ABC, CBS: Did 'Heightened Fear and Prejudice' of Ground Zero Mosque Prompt NYC Violence?
ABC's Good Morning America and CBS's Early Show on Thursday both speculated as to whether the stabbing of a New York City cabbie was prompted by a climate of anti-Islamic anger. At the same time, GMA and NBC's Today both ignored the fact that the attacker, Michael Enright, volunteered for a charity supporting the mosque.
ABC's Jeremy Hubbard wondered if the violence was "proof the rhetoric surrounding the proposed Islamic cultural center and mosque near Ground Zero has created a heightened fear and prejudice against Muslims." Early Show's Chris Wragge bluntly asserted, "And this ongoing debate may have led to a brutal anti-Muslim attack here in New York City."

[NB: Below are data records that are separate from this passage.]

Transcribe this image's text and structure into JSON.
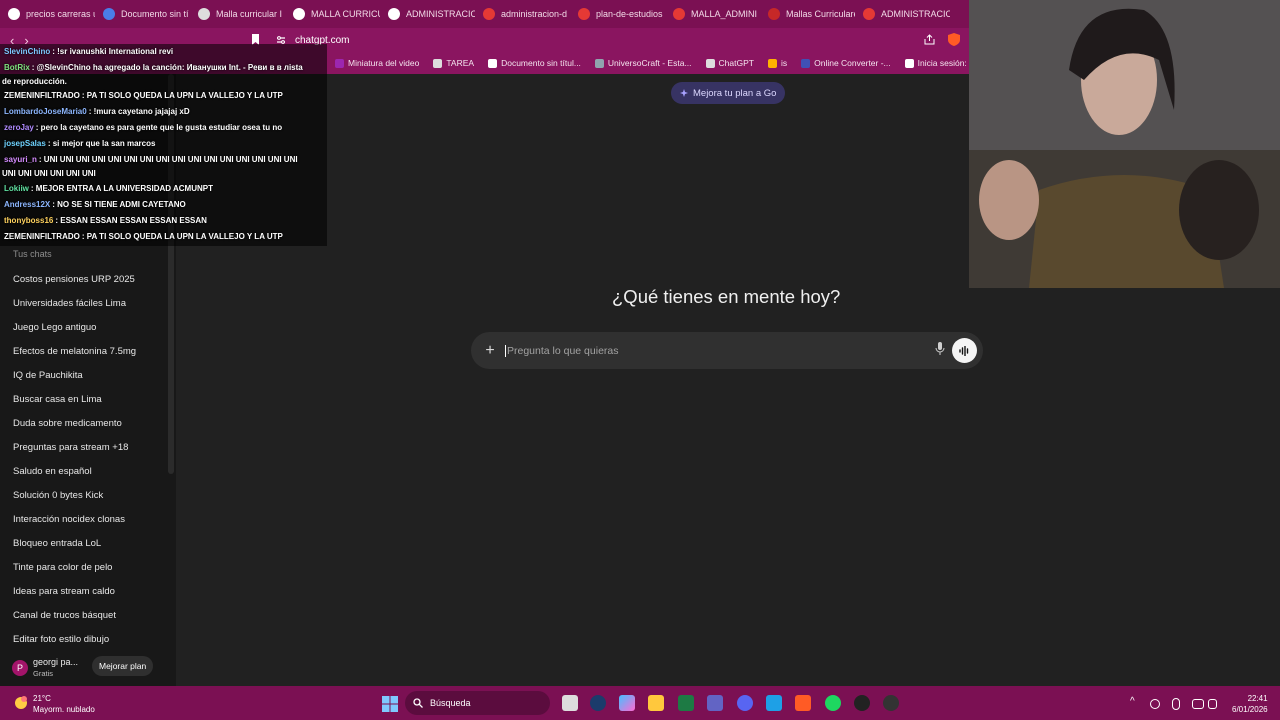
{
  "browser": {
    "tabs": [
      {
        "label": "precios carreras u",
        "icon": "google-icon",
        "color": "#ffffff"
      },
      {
        "label": "Documento sin tí",
        "icon": "docs-icon",
        "color": "#4a7ee8"
      },
      {
        "label": "Malla curricular I",
        "icon": "tab-icon",
        "color": "#dddddd"
      },
      {
        "label": "MALLA CURRICU",
        "icon": "google-icon",
        "color": "#ffffff"
      },
      {
        "label": "ADMINISTRACIO",
        "icon": "google-icon",
        "color": "#ffffff"
      },
      {
        "label": "administracion-d",
        "icon": "pdf-icon",
        "color": "#e53935"
      },
      {
        "label": "plan-de-estudios",
        "icon": "pdf-icon",
        "color": "#e53935"
      },
      {
        "label": "MALLA_ADMINI",
        "icon": "pdf-icon",
        "color": "#e53935"
      },
      {
        "label": "Mallas Curriculare",
        "icon": "shield-icon",
        "color": "#c62828"
      },
      {
        "label": "ADMINISTRACIO",
        "icon": "pdf-icon",
        "color": "#e53935"
      }
    ],
    "url": "chatgpt.com",
    "bookmarks": [
      {
        "label": "Miniatura del video",
        "color": "#9c27b0"
      },
      {
        "label": "TAREA",
        "color": "#dddddd"
      },
      {
        "label": "Documento sin títul...",
        "color": "#ffffff"
      },
      {
        "label": "UniversoCraft - Esta...",
        "color": "#90a4ae"
      },
      {
        "label": "ChatGPT",
        "color": "#dddddd"
      },
      {
        "label": "is",
        "color": "#ffb300"
      },
      {
        "label": "Online Converter -...",
        "color": "#3f51b5"
      },
      {
        "label": "Inicia sesión: Cuer",
        "color": "#ffffff"
      }
    ]
  },
  "stream_chat": [
    {
      "nick": "SlevinChino",
      "nick_color": "#7ec8ff",
      "text": ": !sr ivanushki International revi"
    },
    {
      "nick": "BotRix",
      "nick_color": "#7ee37e",
      "text": ": @SlevinChino ha agregado la canción: Иванушки Int. - Реви в в лista"
    },
    {
      "nick": "",
      "nick_color": "#ffffff",
      "text": "de reproducción."
    },
    {
      "nick": "ZEMENINFILTRADO",
      "nick_color": "#ffffff",
      "text": ": PA TI SOLO QUEDA LA UPN LA VALLEJO Y LA UTP"
    },
    {
      "nick": "LombardoJoseMaria0",
      "nick_color": "#8db7ff",
      "text": ": !mura cayetano jajajaj xD"
    },
    {
      "nick": "zeroJay",
      "nick_color": "#b08bff",
      "text": ": pero la cayetano es para gente que le gusta estudiar osea tu no"
    },
    {
      "nick": "josepSalas",
      "nick_color": "#6fd3ff",
      "text": ": si mejor que la san marcos"
    },
    {
      "nick": "sayuri_n",
      "nick_color": "#d58cff",
      "text": ": UNI UNI UNI UNI UNI UNI UNI UNI UNI UNI UNI UNI UNI UNI UNI UNI"
    },
    {
      "nick": "",
      "nick_color": "#ffffff",
      "text": "UNI UNI UNI UNI UNI UNI"
    },
    {
      "nick": "Lokiiw",
      "nick_color": "#5fe0a0",
      "text": ": MEJOR ENTRA A LA UNIVERSIDAD ACMUNPT"
    },
    {
      "nick": "Andress12X",
      "nick_color": "#8db7ff",
      "text": ": NO SE SI TIENE ADMI CAYETANO"
    },
    {
      "nick": "thonyboss16",
      "nick_color": "#ffd25e",
      "text": ": ESSAN ESSAN ESSAN ESSAN ESSAN"
    },
    {
      "nick": "ZEMENINFILTRADO",
      "nick_color": "#ffffff",
      "text": ": PA TI SOLO QUEDA LA UPN LA VALLEJO Y LA UTP"
    }
  ],
  "sidebar": {
    "section_label": "Tus chats",
    "chats": [
      "Costos pensiones URP 2025",
      "Universidades fáciles Lima",
      "Juego Lego antiguo",
      "Efectos de melatonina 7.5mg",
      "IQ de Pauchikita",
      "Buscar casa en Lima",
      "Duda sobre medicamento",
      "Preguntas para stream +18",
      "Saludo en español",
      "Solución 0 bytes Kick",
      "Interacción nocidex clonas",
      "Bloqueo entrada LoL",
      "Tinte para color de pelo",
      "Ideas para stream caldo",
      "Canal de trucos básquet",
      "Editar foto estilo dibujo"
    ],
    "user": {
      "initial": "P",
      "name": "georgi pa...",
      "plan": "Gratis",
      "upgrade_label": "Mejorar plan"
    }
  },
  "main": {
    "promo_label": "Mejora tu plan a Go",
    "headline": "¿Qué tienes en mente hoy?",
    "input_placeholder": "Pregunta lo que quieras"
  },
  "taskbar": {
    "temperature": "21°C",
    "weather": "Mayorm. nublado",
    "search_label": "Búsqueda",
    "time": "22:41",
    "date": "6/01/2026"
  },
  "colors": {
    "accent": "#7b1053",
    "background": "#212121",
    "sidebar": "#181818"
  }
}
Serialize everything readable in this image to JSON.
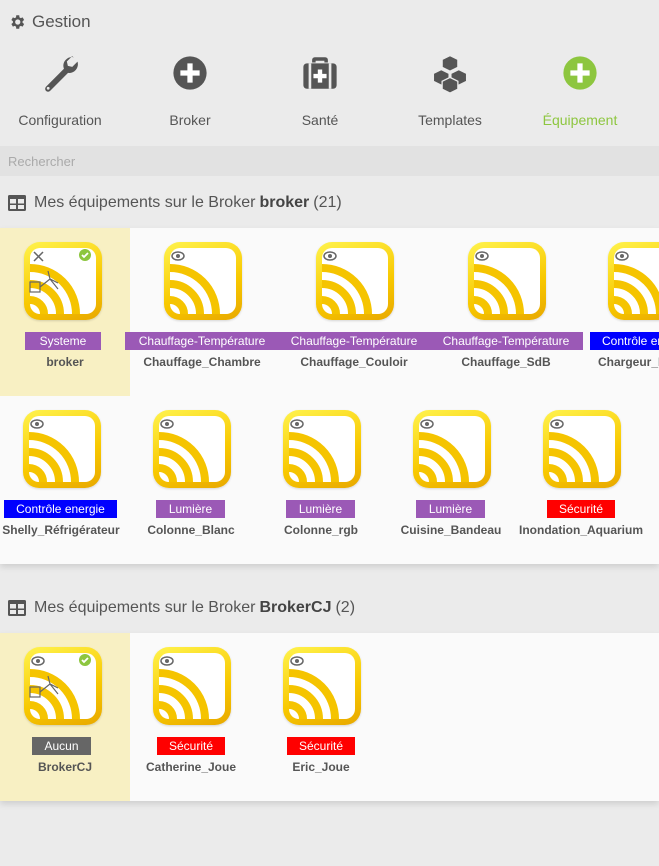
{
  "header": {
    "title": "Gestion",
    "icon": "gear-icon"
  },
  "actions": [
    {
      "label": "Configuration",
      "icon": "wrench-icon",
      "color": "#555555"
    },
    {
      "label": "Broker",
      "icon": "plus-circle-icon",
      "color": "#555555"
    },
    {
      "label": "Santé",
      "icon": "medkit-icon",
      "color": "#555555"
    },
    {
      "label": "Templates",
      "icon": "cubes-icon",
      "color": "#555555"
    },
    {
      "label": "Équipement",
      "icon": "plus-circle-icon",
      "color": "#8dc63f"
    }
  ],
  "search": {
    "placeholder": "Rechercher"
  },
  "sections": [
    {
      "prefix": "Mes équipements sur le Broker",
      "broker": "broker",
      "count": "(21)",
      "icon": "table-icon",
      "items": [
        {
          "name": "broker",
          "category": "Systeme",
          "category_color": "#9b59b6",
          "selected": true,
          "icon": "mqtt-broker-icon"
        },
        {
          "name": "Chauffage_Chambre",
          "category": "Chauffage-Température",
          "category_color": "#9b59b6",
          "icon": "mqtt-device-icon"
        },
        {
          "name": "Chauffage_Couloir",
          "category": "Chauffage-Température",
          "category_color": "#9b59b6",
          "icon": "mqtt-device-icon"
        },
        {
          "name": "Chauffage_SdB",
          "category": "Chauffage-Température",
          "category_color": "#9b59b6",
          "icon": "mqtt-device-icon"
        },
        {
          "name": "Chargeur_B",
          "category": "Contrôle er",
          "category_color": "#0000ff",
          "icon": "mqtt-device-icon"
        },
        {
          "name": "Shelly_Réfrigérateur",
          "category": "Contrôle energie",
          "category_color": "#0000ff",
          "icon": "mqtt-device-icon"
        },
        {
          "name": "Colonne_Blanc",
          "category": "Lumière",
          "category_color": "#9b59b6",
          "icon": "mqtt-device-icon"
        },
        {
          "name": "Colonne_rgb",
          "category": "Lumière",
          "category_color": "#9b59b6",
          "icon": "mqtt-device-icon"
        },
        {
          "name": "Cuisine_Bandeau",
          "category": "Lumière",
          "category_color": "#9b59b6",
          "icon": "mqtt-device-icon"
        },
        {
          "name": "Inondation_Aquarium",
          "category": "Sécurité",
          "category_color": "#ff0000",
          "icon": "mqtt-device-icon"
        }
      ]
    },
    {
      "prefix": "Mes équipements sur le Broker",
      "broker": "BrokerCJ",
      "count": "(2)",
      "icon": "table-icon",
      "items": [
        {
          "name": "BrokerCJ",
          "category": "Aucun",
          "category_color": "#666666",
          "selected": true,
          "icon": "mqtt-broker-icon"
        },
        {
          "name": "Catherine_Joue",
          "category": "Sécurité",
          "category_color": "#ff0000",
          "icon": "mqtt-device-icon"
        },
        {
          "name": "Eric_Joue",
          "category": "Sécurité",
          "category_color": "#ff0000",
          "icon": "mqtt-device-icon"
        }
      ]
    }
  ]
}
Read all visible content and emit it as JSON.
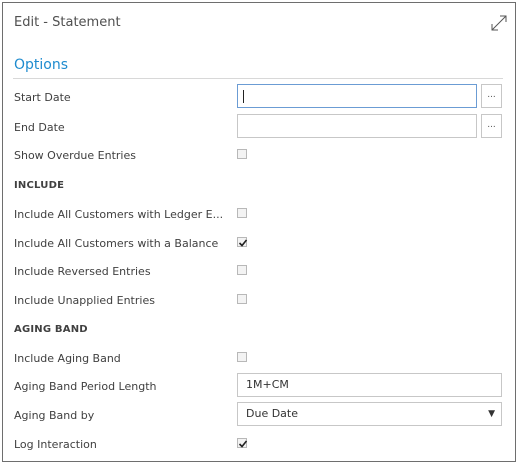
{
  "dialog": {
    "title": "Edit - Statement",
    "expand_icon": "expand-diagonal-icon"
  },
  "options": {
    "section_title": "Options",
    "start_date": {
      "label": "Start Date",
      "value": "",
      "lookup_label": "..."
    },
    "end_date": {
      "label": "End Date",
      "value": "",
      "lookup_label": "..."
    },
    "show_overdue": {
      "label": "Show Overdue Entries",
      "checked": false
    }
  },
  "include": {
    "heading": "INCLUDE",
    "all_customers_ledger": {
      "label": "Include All Customers with Ledger E...",
      "checked": false
    },
    "all_customers_balance": {
      "label": "Include All Customers with a Balance",
      "checked": true
    },
    "reversed_entries": {
      "label": "Include Reversed Entries",
      "checked": false
    },
    "unapplied_entries": {
      "label": "Include Unapplied Entries",
      "checked": false
    }
  },
  "aging_band": {
    "heading": "AGING BAND",
    "include_aging_band": {
      "label": "Include Aging Band",
      "checked": false
    },
    "period_length": {
      "label": "Aging Band Period Length",
      "value": "1M+CM"
    },
    "aging_band_by": {
      "label": "Aging Band by",
      "value": "Due Date"
    },
    "log_interaction": {
      "label": "Log Interaction",
      "checked": true
    }
  },
  "colors": {
    "accent": "#1f8ccf",
    "focus_border": "#6b9cd4",
    "border": "#c7c7c7"
  }
}
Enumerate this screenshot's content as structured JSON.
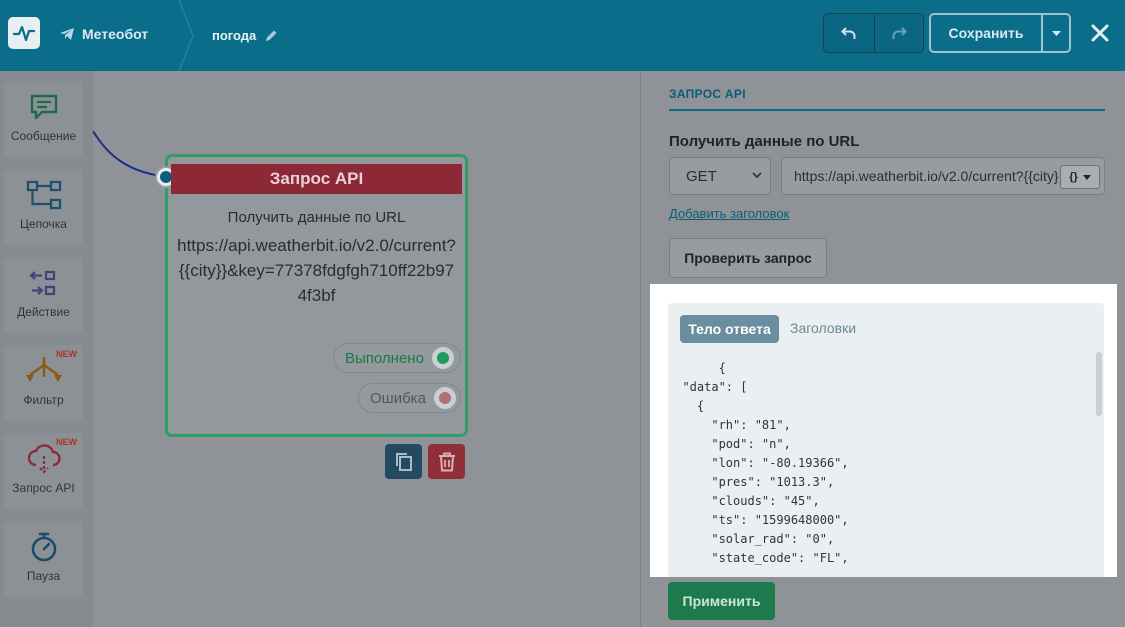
{
  "header": {
    "bot_name": "Метеобот",
    "flow_name": "погода",
    "save_label": "Сохранить",
    "colors": {
      "bar": "#0a6e8a",
      "accent": "#9ec3d1"
    }
  },
  "sidebar": {
    "items": [
      {
        "label": "Сообщение",
        "icon": "message-icon",
        "new": ""
      },
      {
        "label": "Цепочка",
        "icon": "chain-icon",
        "new": ""
      },
      {
        "label": "Действие",
        "icon": "action-icon",
        "new": ""
      },
      {
        "label": "Фильтр",
        "icon": "filter-icon",
        "new": "NEW"
      },
      {
        "label": "Запрос API",
        "icon": "api-request-icon",
        "new": "NEW"
      },
      {
        "label": "Пауза",
        "icon": "timer-icon",
        "new": ""
      }
    ]
  },
  "node": {
    "title": "Запрос API",
    "subtitle": "Получить данные по URL",
    "url": "https://api.weatherbit.io/v2.0/current?{{city}}&key=77378fdgfgh710ff22b974f3bf",
    "exit_success": "Выполнено",
    "exit_error": "Ошибка"
  },
  "panel": {
    "title": "ЗАПРОС API",
    "label": "Получить данные по URL",
    "method": "GET",
    "url_value": "https://api.weatherbit.io/v2.0/current?{{city}}",
    "var_button": "{}",
    "add_header": "Добавить заголовок",
    "check_button": "Проверить запрос",
    "tabs": {
      "body": "Тело ответа",
      "headers": "Заголовки"
    },
    "response_lines": [
      "       {",
      "  \"data\": [",
      "    {",
      "      \"rh\": \"81\",",
      "      \"pod\": \"n\",",
      "      \"lon\": \"-80.19366\",",
      "      \"pres\": \"1013.3\",",
      "      \"clouds\": \"45\",",
      "      \"ts\": \"1599648000\",",
      "      \"solar_rad\": \"0\",",
      "      \"state_code\": \"FL\","
    ],
    "apply_button": "Применить"
  }
}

However, only CBS's Elaine Quijano pointed out this salient piece of information: "Now, as for Michael Enright, he had volunteered for a group that promotes interfaith dialogue. The group Intersections International has supported the controversial cultural center and mosque near Ground Zero."
ABC's Hubbard vaguely explained, "[Enright] also volunteers for a collegiate, church-affiliated group, dedicated to promoting peace and understanding."
Enright had traveled to Afghanistan with an organization called Intersections International, a New York-based group that promotes itself as promoting justice and peace across lines of faith (and has come out in support of the Islamic cultural center's construction.)
NBC's Today had almost no coverage of the violence. Natalie Morales briefly explained, "An Honors student is charged with attempted murder and assault after allegedly stabbing a New York City cab driver in the neck. The victim said the suspect, Michael Enright, asked him if he was a Muslim and then slashed him."
A transcript of the Early Show segment, which aired at 7:12am EDT, follows:
CHRIS WRAGGE: A new poll says a growing number of Americans are against the proposed Islamic center near Ground Zero. And this ongoing debate may have led to a brutal anti-Muslim attack here in New York City. CBS News correspondent Elaine Quijano has the disturbing details this morning. Elaine, good morning.
ELAINE QUIJANO: Good morning to you, Chris. Well, police say the attacker was a college student who had done volunteer work in Afghanistan. He is now behind bars facing multiple counts, including attempted murder and assault as a hate crime after allegedly attacking a cabbie who said he is Muslim. Police say 21-year-old Michael Enright asked a New York City cab driver whether he was Muslim. When he answered that he was, Enright, authorities say, attacked. First uttering in Arabic a common greeting in the Muslim world, peace be unto you.
AHMED SHARIF (slashing victim): I'm driving. He ask me where I'm from. I said, "Bangladesh." Then, second question he asked me, "Are you Muslim?" I said, "Yes." Then he told me "As-Salamu Alaykum."
QUIJANO: The alleged hate crime took place against the backdrop of a highly emotional debate over whether an Islamic cultural center, including a mosque, should be built two blocks from Ground Zero. The protests are spreading from New York to Tennessee where an intense debate over a proposed mosque near Nashville has raged all summer.
UNIDENTIFIED WOMAN: It's not about religion. It's about stopping Tennessee homegrown terrorists.
QUIJANO: There are nearly seven million Muslims and 1200 mosques in the United States. But a CBS News poll found 71 percent of Americans say it's inappropriate to build a mosque so close to Ground Zero. Among them, some families of 9/11 victims.
KEN FAIRBEN (father of 9/11 victim): I understand their religious beliefs. I understand they should have a place to play, an educational center. I have no problems with that whatsoever. But not there. Definitely not there.
QUIJANO: Now, as for Michael Enright, he had volunteered for a group that promotes interfaith dialogue. The group Intersections International has supported the controversial cultural center and mosque near Ground Zero. If Enright is convicted of attempted murder, he faces a maximum eight to 25 years in prison.